All primers (Table 2 and 7) were designed with the Primer3 Software set up to generate a Tm of 60°C ± 2, a GC% between 20 and 80% and a length of 18–26 bp [44]. Primers were purchased from Eurogentec ltd. (Belgium). Considerable effort was made to obtain successful amplification of single PCR bands from as many species as possible. This involved adjustment of MgCl2 concentration (0.7, 1.0 or 1.7 mM) and annealing temperatures (55 or 58°C) for PCR reactions (Table 3, 4, 5). Furthermore in some circumstances alternative primers were designed and tested to amplify the target regions from as many taxa as possible (Table 2). PCR reactions were performed in a total volume of 15 μl containing 10 ng of genomic DNA, 1.5 μl of 10× Reaction Buffer (Promega Corporation, WI, USA), 100 μM dNTPs, 0.7, 1 or 1.7 mM MgCl2, 15 μg BSA, 2 unit of Taq polymerase (Taq DNA polymerase, Promega Corporation) and 1 μM of primers. PCR amplification conditions consisted of: 1 cycle of 95°C for 2 min; 40 cycles of 94°C for 30 s, 55 or 58°C for 30 s, 72°C for 60 s; and a final cycle of 72°C for 5 min.

DNA sequencing

The best primers and amplification conditions were identified for all primer-species combinations and target DNA was re-amplified in a total volume of 50 μl to provide sufficient amplicon for direct sequencing. Single PCR bands were purified with the MinElute PCR Purification Kit (Qiagen Ltd. West Sussex, UK) to remove excess primers and nucleotides. Sequencing was carried out with the same primers utilized for the amplification in a dye-terminator cycle-sequencing reaction (FS sequencing kit, Applied Biosystems, Warrington, UK) and run on an ABI373 automated sequencer (Applied Biosystems). All selected PCR fragments were sequenced using both the forward and the reverse primers.

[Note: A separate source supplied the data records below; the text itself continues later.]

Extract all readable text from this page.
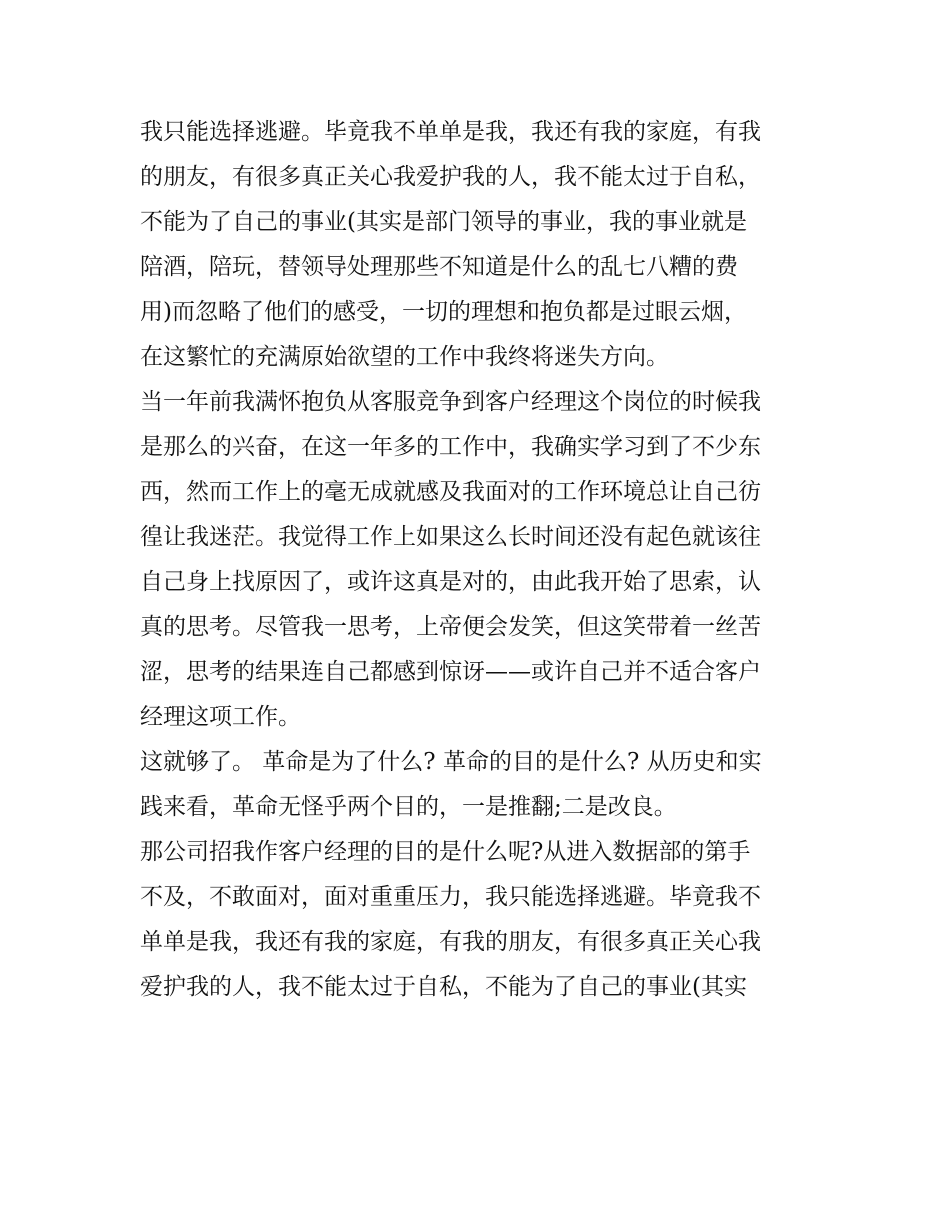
我只能选择逃避。毕竟我不单单是我，我还有我的家庭，有我
的朋友，有很多真正关心我爱护我的人，我不能太过于自私，
不能为了自己的事业(其实是部门领导的事业，我的事业就是
陪酒，陪玩，替领导处理那些不知道是什么的乱七八糟的费
用)而忽略了他们的感受，一切的理想和抱负都是过眼云烟，
在这繁忙的充满原始欲望的工作中我终将迷失方向。
当一年前我满怀抱负从客服竞争到客户经理这个岗位的时候我
是那么的兴奋，在这一年多的工作中，我确实学习到了不少东
西，然而工作上的毫无成就感及我面对的工作环境总让自己彷
徨让我迷茫。我觉得工作上如果这么长时间还没有起色就该往
自己身上找原因了，或许这真是对的，由此我开始了思索，认
真的思考。尽管我一思考，上帝便会发笑，但这笑带着一丝苦
涩，思考的结果连自己都感到惊讶——或许自己并不适合客户
经理这项工作。
这就够了。 革命是为了什么? 革命的目的是什么? 从历史和实
践来看，革命无怪乎两个目的，一是推翻;二是改良。
那公司招我作客户经理的目的是什么呢?从进入数据部的第手
不及，不敢面对，面对重重压力，我只能选择逃避。毕竟我不
单单是我，我还有我的家庭，有我的朋友，有很多真正关心我
爱护我的人，我不能太过于自私，不能为了自己的事业(其实
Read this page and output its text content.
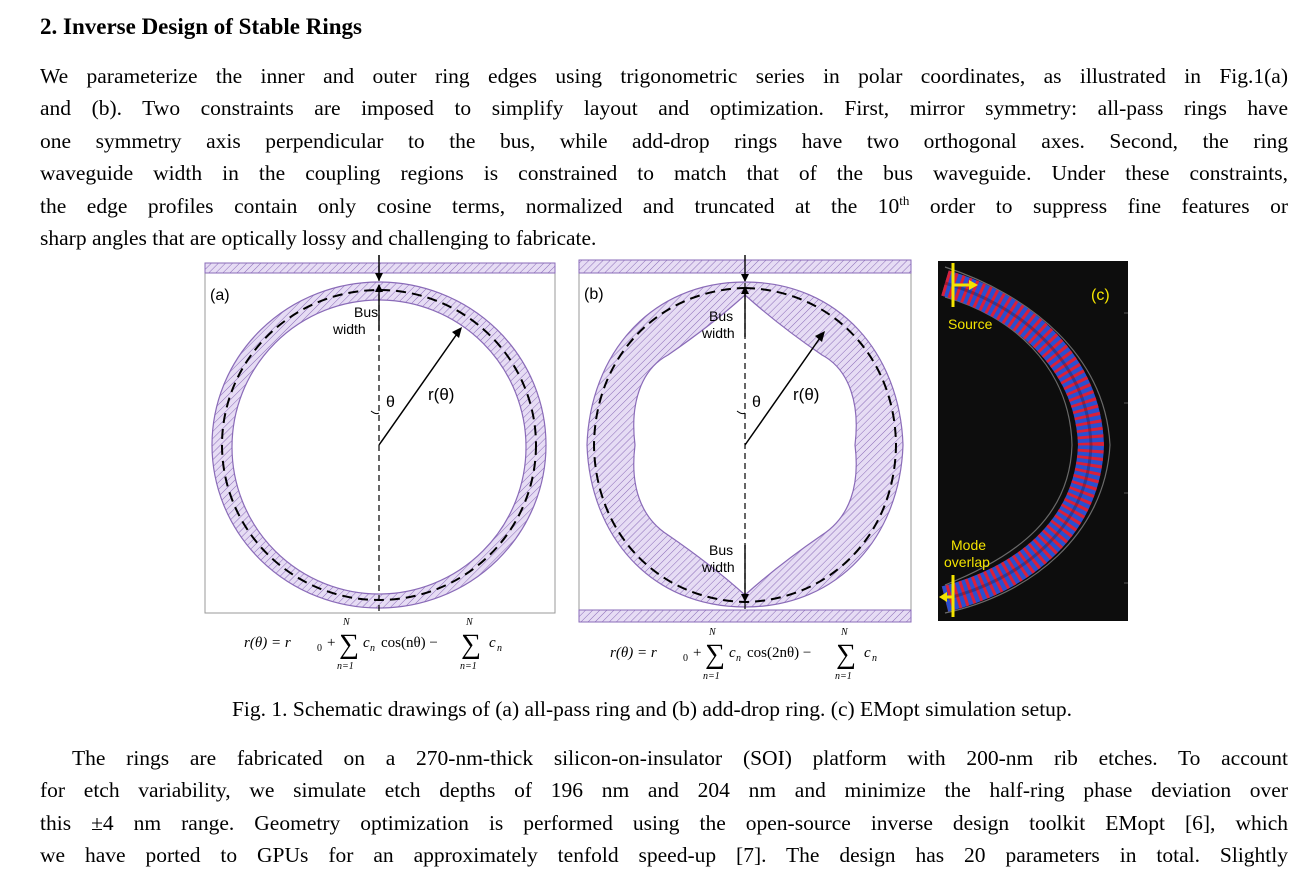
2. Inverse Design of Stable Rings
We parameterize the inner and outer ring edges using trigonometric series in polar coordinates, as illustrated in Fig.1(a)
and (b). Two constraints are imposed to simplify layout and optimization. First, mirror symmetry: all-pass rings have
one symmetry axis perpendicular to the bus, while add-drop rings have two orthogonal axes. Second, the ring
waveguide width in the coupling regions is constrained to match that of the bus waveguide. Under these constraints,
the edge profiles contain only cosine terms, normalized and truncated at the 10th order to suppress fine features or
sharp angles that are optically lossy and challenging to fabricate.
(a)
Bus
width
θ r(θ)
r(θ) = r	0 + ∑
N
n=1
c n cos(nθ) − ∑
N
n=1
c n
(b)
Bus
width
Bus
width
θ r(θ)
r(θ) = r	0 + ∑
N
n=1
c n cos(2nθ) − ∑
N
n=1
c n
(c)
Source
Mode
overlap
Fig. 1. Schematic drawings of (a) all-pass ring and (b) add-drop ring. (c) EMopt simulation setup.
The rings are fabricated on a 270-nm-thick silicon-on-insulator (SOI) platform with 200-nm rib etches. To account
for etch variability, we simulate etch depths of 196 nm and 204 nm and minimize the half-ring phase deviation over
this ±4 nm range. Geometry optimization is performed using the open-source inverse design toolkit EMopt [6], which
we have ported to GPUs for an approximately tenfold speed-up [7]. The design has 20 parameters in total. Slightly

Sequence analysis and SSRs scanning

The "Sequence Navigator" software (Applied Biosystems) was utilised to evaluate reliability of sequences and to compare forward and reverse sequences to create a consensus sequence. Non-reliable sequences in which both forward and reverse sequences contained doubtful bases were discarded. All sequences obtained in the present study were also parsed to a web version of SPUTNIK , which uses a recursive algorithm to search for repeated patterns of nucleotides of length between 2 and 5.

Authors' contributions

LS conceived the study, carried out the molecular analyses, optimized the described method, performed data acquisition, data analysis and data interpretation and wrote the manuscript.

LM performed analysis of sequences from genome projects and scanned for homologous SSRs.

DELC coordinated, supervised and contributed to the design of the study, provided intellectual input to optimize the method and revised the manuscript critically.